Variance estimation question and unbiasedness.

37 Views Asked by At

Hello I have a problem with variance estimation for RQMC.

I have $\{x_1,...,x_n\}$ Sobol points. A randomised set $\tilde{\mathfrak{X}}$ is generated by the random variable $\epsilon$. For a randomised set $\tilde{\mathfrak{X}}_i$ we construct a RQMC estimate: \begin{equation} RQMC_{j,n}=\frac{1}{n}\sum_{i=1}^n f(\tilde{\mathfrak{X}}_{i,j}) \end{equation} for $0<j \leqslant r$, where $r$ is the total number of different pseudo-random sequences.

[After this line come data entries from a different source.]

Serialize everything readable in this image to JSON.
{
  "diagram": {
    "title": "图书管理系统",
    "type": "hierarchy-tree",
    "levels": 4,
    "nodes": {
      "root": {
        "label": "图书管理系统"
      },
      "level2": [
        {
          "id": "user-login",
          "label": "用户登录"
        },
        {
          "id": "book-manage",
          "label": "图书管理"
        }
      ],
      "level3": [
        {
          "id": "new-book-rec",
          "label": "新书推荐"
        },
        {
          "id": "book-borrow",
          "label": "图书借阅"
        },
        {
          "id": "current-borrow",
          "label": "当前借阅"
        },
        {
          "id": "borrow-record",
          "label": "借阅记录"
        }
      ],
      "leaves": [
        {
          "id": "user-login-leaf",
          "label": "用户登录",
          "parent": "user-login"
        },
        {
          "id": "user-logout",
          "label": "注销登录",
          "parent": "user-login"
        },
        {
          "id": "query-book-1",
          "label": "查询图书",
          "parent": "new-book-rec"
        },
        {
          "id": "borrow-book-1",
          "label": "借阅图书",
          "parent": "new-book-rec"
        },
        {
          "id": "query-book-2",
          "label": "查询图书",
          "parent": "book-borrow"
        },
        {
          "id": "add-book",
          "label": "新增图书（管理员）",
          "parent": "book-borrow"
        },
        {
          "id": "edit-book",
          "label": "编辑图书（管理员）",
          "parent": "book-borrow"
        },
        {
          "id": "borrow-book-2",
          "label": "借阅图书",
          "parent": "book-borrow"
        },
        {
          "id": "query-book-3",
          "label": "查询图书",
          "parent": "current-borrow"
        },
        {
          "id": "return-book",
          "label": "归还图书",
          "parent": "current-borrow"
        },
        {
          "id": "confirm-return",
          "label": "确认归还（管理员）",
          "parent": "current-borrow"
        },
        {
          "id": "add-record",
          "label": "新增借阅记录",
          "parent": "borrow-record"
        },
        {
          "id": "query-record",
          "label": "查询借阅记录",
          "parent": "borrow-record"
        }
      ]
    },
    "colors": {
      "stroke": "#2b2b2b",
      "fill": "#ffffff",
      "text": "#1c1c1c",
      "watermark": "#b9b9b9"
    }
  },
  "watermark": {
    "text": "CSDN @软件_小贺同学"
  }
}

Then, $RQMC_{r,n}$ estimation equals: \begin{equation} RQMC_{r,n}=\frac{1}{r}\sum_{j=1}^r RQMC_{j,n}. \end{equation} By independence of the samples we have that: \begin{equation} Var(RQMC_{r,n})=\frac{ Var(RQMC_{j,n})}{r}. \end{equation}

I assume that we have this, because of the unbiasedness: \begin{equation*} Var(RQMC_{r,n})=Var(\frac{1}{r}\sum_{j=1}^rRQMC_{j,n})=\frac{1}{r^2}\sum_{j=1}^rVar(RQMC_{j,n})=\frac{1}{r^2}rVar(RQMC_{j,n})=\frac{1}{r}Var(RQMC_{j,n}). \end{equation*}

However, we have the following variance estimation: \begin{equation*} \widehat{Var}(RQMC_{r,n})=\frac{1}{r(r-1)} \sum_{j=1}^r \Big( RQMC_{j,n}-RQMC_{r,n}\Big)^2\ . \end{equation*}

So I conclude that we have the following unbiased estimator for $RQMC_{j,n}$: \begin{equation*} \widehat{Var}(RQMC_{j,n})=\frac{1}{(r-1)} \sum_{j=1}^r \Big( RQMC_{j,n}-RQMC_{r,n}\Big)^2\ . \end{equation*}

MY PROBLEM IS: that I don't really understand all the steps to obtain $\widehat{Var}(RQMC_{j,n})$ estimation.

It seems that we should use an unbiased estimator of the population variance here: $$ S^2=\frac{1}{r-1}\sum_{j=1}^r(X_j-\bar X)^2 $$

I will really appreciate your help and hints.